Comme Martin Fackler du New York Times l’a récemment rapporté (le 29 octobre dernier), ces cyberactivistes ont grandement augmenté leur influence grâce au gouvernement conservateur du Premier Ministre Shinzo Abe avec qui ils partagent la volonté d’en finir avec le passé peu glorieux de l’histoire japonaise, comptant pour ce faire sur la passivité d’une société désintéressée ou trop effrayée pour réagir. M. Fackler répertorie de nombreux exemples où la Droite d’internet s’est imposée par la force.
Les cyber-terroristes japonais ressemblent aux extrémistes religieux, brandissant la menace du « châtiment divin » sous forme de bouteilles de gaz bourrées de clous. En faisant arrêter la construction de monuments aux morts repentants, en se déchaînant sur internet et effrayant les employeurs pour licencier les « indésirables », ces individus renvoient le Japon à un régime totalitaire. Comme dans les années 30, quand les ultranationalistes ont fait licencier des universitaires respectés tels Tatsukichi Minobe ou Tadao Yanaihara.
La Droite d’internet incarne le maccarthysme japonais du 21ème siècle, d’une époque où l’hystérie communiste des États-Unis a engendré une chasse aux sorcières foulant aux pieds les libertés démocratiques.
« Défendre la liberté des universités devrait être sacré » déclare M. Seaton, « le renvoi de l’ex-journaliste d’Asahi envoie le message que l’intimidation fonctionne. Cet incident pourrait être le point de départ d’un glissement vers le musèlement et le licenciement des chercheurs travaillant sur des sujets sensibles.
Andrew Horvart, ancien président du Club des Correspondants Étrangers du Japon, remarque qu’Uemura « a été pris entre deux feux sur la question des femmes de réconfort. Le but des extrémistes de droite était de saper la réputation de l’Asahi, journal libéral, et il est devenu un pion dans ce jeu. »
Pour Tomomi Tamagushi, professeur d’anthropologie à l’université d’état du Montana, Uemura est sur la liste noire de la droite depuis le milieu des années 2000 en raison de diffamation à l’égard de Tsutomu Nishioka, professeur de l’université chrétienne de Tokyo.

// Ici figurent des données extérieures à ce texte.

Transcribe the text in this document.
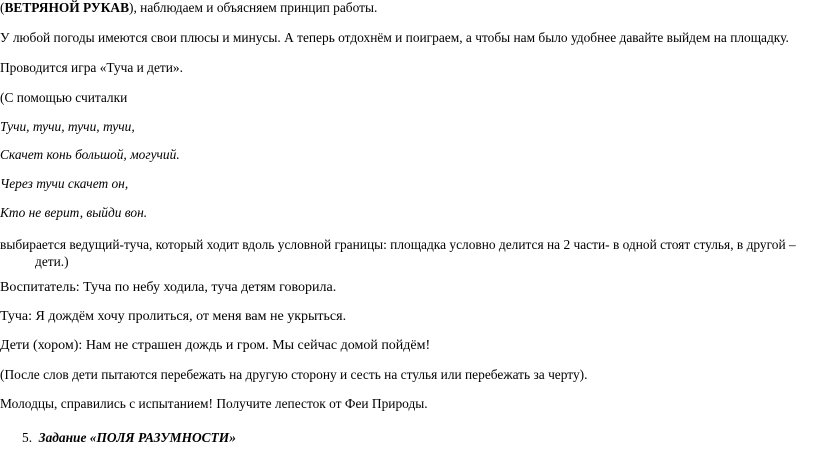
(ВЕТРЯНОЙ РУКАВ), наблюдаем и объясняем принцип работы.

У любой погоды имеются свои плюсы и минусы. А теперь отдохнём и поиграем, а чтобы нам было удобнее давайте выйдем на площадку.

Проводится игра «Туча и дети».

(С помощью считалки

Тучи, тучи, тучи, тучи,

Скачет конь большой, могучий.

Через тучи скачет он,

Кто не верит, выйди вон.

выбирается ведущий-туча, который ходит вдоль условной границы: площадка условно делится на 2 части- в одной стоят стулья, в другой –
дети.)

Воспитатель: Туча по небу ходила, туча детям говорила.

Туча: Я дождём хочу пролиться, от меня вам не укрыться.

Дети (хором): Нам не страшен дождь и гром. Мы сейчас домой пойдём!

(После слов дети пытаются перебежать на другую сторону и сесть на стулья или перебежать за черту).

Молодцы, справились с испытанием! Получите лепесток от Феи Природы.

5. Задание «ПОЛЯ РАЗУМНОСТИ»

Satoko Norimatsu, directeur du centre de la Philosophie de la Paix basé à Vancouver, pense que l’université Hokusei elle-même est une cible à cause de sa Déclaration de Paix de 1995 qui va beaucoup plus loin que la Déclaration Murayama dans la reconnaissance de la responsabilité du Japon durant la guerre et la volonté d’expier. A l’époque le Premier Ministre Tomiichi Murayama avait condamné les agressions militaires du Japon en Asie et appelé à la fin du « nationalisme moralisateur ».
« Le régime d’Abe a clairement encouragé la mobilisation des extrémistes de droite contre les universitaires, les médias et d’autres institutions » affirme Andrew DeWit, professeur de politique publique à l’université Rikkyô. « Laisser les extrémistes intimider les universités est incompatible avec l’environnement studieux nécessaire pour que les universités japonaises deviennent des ‘super universités globales’ tel que prévu dans les Abenomics. Vous ne pouvez pas jouer sur les deux tableaux : faire de l’œil aux ultranationalistes qui s’attaquent au monde académique tout en voulant construire des institutions compétitives au niveau mondial capables d’études critiques. »
Alexis Dudden, professeur d’histoire à l’université du Connecticut, soutient que le Japon d’après 1945 a pu évoluer de part sa capacité à étudier, apprendre et enseigner dans une atmosphère ouverte. « Depuis lors, la société japonaise a prospéré grâce à cette liberté fondamentale garantie par la Constitution de 1947, » explique M. Dudden qui croit que « lui tourner le dos dégrade les capacités du Japon à mener et définir une société sûre comme celui qui plie devant des voyous et assainit l’histoire pour satisfaire des demandes politiques.
Sven Saaler, professeur d’histoire à l’université Sophia, note que « les extrémistes de droite ont toujours eu la violence à l’ordre du jour. Ils s’en sont de fait violemment pris aux journalistes, aux journaux et aux politiques. »
Mark Mullins, professeur d’études japonaises à l’université d’Auckland, prévient que les menaces extrémistes ne doivent pas être prises à la légère : « Rappelez-vous qu’en 1990 le maire de Nagazaki Hitoshi Motoshima a été abattu par des extrémistes de droite pour avoir exprimé son opinion sur l’Empereur et la responsabilité de la guerre, et de Koichi Kato, un politique modéré (du Parti libéral-démocrate) dont la maison fut incendiée en 2006 pour avoir critiqué la visite du Premier Ministre Junichiro Koizumi au temple Yasukuni. »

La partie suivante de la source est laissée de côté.